Johnson Controls Inc. fired a consulting firm after learning that one of its principals had an extramarital affair with Chief Executive Officer Alex Molinaroli.
Molinaroli, 55, told his family about his affair with Kristin Ihle, a 45-year-old psychologist, in late May, according to the transcript of a court hearing at which Ihle unsuccessfully sought a restraining order against the CEO’s estranged wife. Ihle’s Milwaukee company, which helps businesses with leader development and succession planning, had been working with auto supplier Johnson Controls for years, according the consulting firm’s website.
“The board reviewed the referenced relationship and determined that no conflicts of interest occurred,” Fraser Engerman, a Johnson Controls spokesman, said in an e-mailed statement. “To avoid any perception or potential future conflicts, management elected to terminate the consulting firm. Mr. Molinaroli continues in his role with full support of the board, and the company considers this matter to be closed.”
Corporate directors are increasingly watchful of executive behavior because they are being held accountable for governance. In recent years, top executives at Best Buy Co. and Lockheed Martin Corp., among others, have lost their jobs after getting caught having a relationship with a subordinate. Even when boards find no conflict of interest, directors are more willing to take action because management can be distracted, or perceived as distracted, by affairs in the C-suite.
“Marital infidelity is not a new phenomenon,” said Larry Hamermesh, a professor at Widener University’s law school in Wilmington, Delaware, who specializes in corporate law. “What may be new is a sense of less tolerance of it in affecting business relationships. I think there’s probably been some cultural evolution on that front and it’s seeped into board rooms too.”

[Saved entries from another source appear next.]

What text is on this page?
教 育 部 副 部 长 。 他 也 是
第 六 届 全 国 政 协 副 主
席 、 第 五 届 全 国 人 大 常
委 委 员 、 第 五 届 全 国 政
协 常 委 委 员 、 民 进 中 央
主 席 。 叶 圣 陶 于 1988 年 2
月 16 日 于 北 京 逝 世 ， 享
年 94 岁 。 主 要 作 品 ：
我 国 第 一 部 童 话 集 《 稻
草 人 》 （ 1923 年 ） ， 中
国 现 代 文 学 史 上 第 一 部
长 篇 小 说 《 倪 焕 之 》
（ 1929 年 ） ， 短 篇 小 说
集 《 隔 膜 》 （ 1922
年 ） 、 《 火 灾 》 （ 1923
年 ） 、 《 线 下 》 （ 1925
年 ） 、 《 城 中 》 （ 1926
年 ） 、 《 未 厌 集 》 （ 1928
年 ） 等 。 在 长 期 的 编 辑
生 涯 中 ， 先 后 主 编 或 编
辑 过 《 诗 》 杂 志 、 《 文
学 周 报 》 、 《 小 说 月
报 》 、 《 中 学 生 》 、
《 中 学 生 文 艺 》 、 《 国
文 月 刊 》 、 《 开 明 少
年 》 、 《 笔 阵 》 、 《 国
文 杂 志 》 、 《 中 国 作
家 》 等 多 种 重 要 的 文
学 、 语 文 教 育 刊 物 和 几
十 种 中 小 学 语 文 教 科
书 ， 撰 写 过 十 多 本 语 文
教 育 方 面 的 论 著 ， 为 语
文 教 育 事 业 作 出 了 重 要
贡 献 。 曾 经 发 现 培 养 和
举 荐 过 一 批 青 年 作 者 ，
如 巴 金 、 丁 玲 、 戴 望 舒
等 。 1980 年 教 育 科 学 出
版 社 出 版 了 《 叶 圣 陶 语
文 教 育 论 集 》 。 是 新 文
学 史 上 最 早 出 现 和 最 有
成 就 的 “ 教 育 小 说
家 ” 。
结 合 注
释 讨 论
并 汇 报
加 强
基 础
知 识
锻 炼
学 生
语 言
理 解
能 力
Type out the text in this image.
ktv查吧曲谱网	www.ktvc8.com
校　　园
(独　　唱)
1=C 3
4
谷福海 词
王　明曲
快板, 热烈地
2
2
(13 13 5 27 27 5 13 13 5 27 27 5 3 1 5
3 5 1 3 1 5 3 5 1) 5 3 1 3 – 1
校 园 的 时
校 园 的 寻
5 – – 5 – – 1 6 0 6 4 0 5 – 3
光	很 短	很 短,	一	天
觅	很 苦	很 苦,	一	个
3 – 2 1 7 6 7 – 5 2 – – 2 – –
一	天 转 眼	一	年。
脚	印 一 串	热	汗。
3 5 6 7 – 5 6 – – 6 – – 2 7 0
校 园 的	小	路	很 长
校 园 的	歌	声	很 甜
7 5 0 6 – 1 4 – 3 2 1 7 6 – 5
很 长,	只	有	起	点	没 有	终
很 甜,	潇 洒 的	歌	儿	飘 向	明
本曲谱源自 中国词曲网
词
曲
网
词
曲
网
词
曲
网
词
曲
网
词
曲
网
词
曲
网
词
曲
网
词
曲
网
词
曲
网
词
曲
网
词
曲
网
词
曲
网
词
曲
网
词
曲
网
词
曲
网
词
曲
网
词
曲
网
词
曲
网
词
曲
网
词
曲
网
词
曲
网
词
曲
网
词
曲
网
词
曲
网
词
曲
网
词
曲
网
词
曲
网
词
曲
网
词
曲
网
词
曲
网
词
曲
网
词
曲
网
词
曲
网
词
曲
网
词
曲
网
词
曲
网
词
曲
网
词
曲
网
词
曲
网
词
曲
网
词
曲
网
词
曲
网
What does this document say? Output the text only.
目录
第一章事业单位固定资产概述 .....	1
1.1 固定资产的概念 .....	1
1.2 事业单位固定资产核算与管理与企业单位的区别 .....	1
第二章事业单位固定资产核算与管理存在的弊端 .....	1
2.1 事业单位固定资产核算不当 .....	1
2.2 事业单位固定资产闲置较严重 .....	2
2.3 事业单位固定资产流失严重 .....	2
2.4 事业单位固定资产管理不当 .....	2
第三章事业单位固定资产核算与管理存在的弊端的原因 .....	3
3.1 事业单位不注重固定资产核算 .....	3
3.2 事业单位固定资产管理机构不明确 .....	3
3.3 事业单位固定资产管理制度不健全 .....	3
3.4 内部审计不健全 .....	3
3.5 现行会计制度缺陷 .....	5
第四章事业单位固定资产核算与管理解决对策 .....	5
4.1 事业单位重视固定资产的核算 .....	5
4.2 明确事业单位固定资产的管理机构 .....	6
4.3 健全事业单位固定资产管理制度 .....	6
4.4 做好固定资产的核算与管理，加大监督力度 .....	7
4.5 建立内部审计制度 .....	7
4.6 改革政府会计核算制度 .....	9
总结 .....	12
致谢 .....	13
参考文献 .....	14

Molinaroli was promoted to chief executive a year ago after 30 years at a company that was once the largest U.S. auto supplier. Under his leadership, Milwaukee-based Johnson Controls is reducing its reliance on the cyclical car industry and refocusing efforts on its building-efficiency business. The company sold an auto-electronics business to Visteon Corp. in July, and plans to divest a unit providing facilities and energy management. The stock has risen 6.3 percent since he became CEO, while the Standard & Poor’s 500 Index gained 15 percent.
Ihle, who holds a doctorate in psychology, separated from her husband last year, according to a court transcript. The couple filed for divorce in July.
Ihle, a principal at Lichter & Ihle, told the restraining order hearing officer that she is the majority owner of the firm, which also provides executive coaching.
“Our firm reached an amicable separation with Johnson Controls and considers the matter closed,” Ihle’s company said in a statement provided by her lawyer, Tom Hayes.
In an earlier career, Ihle competed as a professional runner in track and cross-country events, including two world championships, and uses her athletic experience in her consulting work, according to her firm’s website. Lichter & Ihle has worked for Johnson Controls for several years, according to a testimonial from a Johnson Controls executive on the site.
“The Lichter & Ihle team is an extension of our executive management team,” the customer testimonial reads. “Over the years they have provided continuity and insight in the areas of leader and team development.”
On May 29, Molinaroli’s wife of 28 years, Patsy, 59, sent an e-mail to Ihle: “I will destroy you, your family, and business just as you have done to me,” according to the transcript of the hearing.
Later that day, while her husband was absent, Patsy Molinaroli fired a .38 caliber pistol at least four times in their Brookfield, Wisconsin, home, according to the criminal complaint. She also smashed window panes, a Pac Man arcade game and a china cabinet, leaving holes consistent with an aluminum baseball bat found in the kitchen, according to the complaint.
The Brookfield police charged Patsy Molinaroli with two counts of disorderly conduct. She pleaded not guilty on June 4 and is scheduled to appear in Waukesha County criminal court Nov. 12. Her lawyer, Mark Pecora, didn’t respond to phone and e-mail messages seeking comment on the case.
The day after receiving Patsy Molinaroli’s e-mail, Ihle sought a restraining order. The Milwaukee County hearing officer who heard the women’s testimony two weeks later, on June 12, concluded there was no further threat warranting court intervention and denied Ihle’s bid for a more lasting injunction, according to the transcript. Patsy Molinaroli filed for divorce June 23.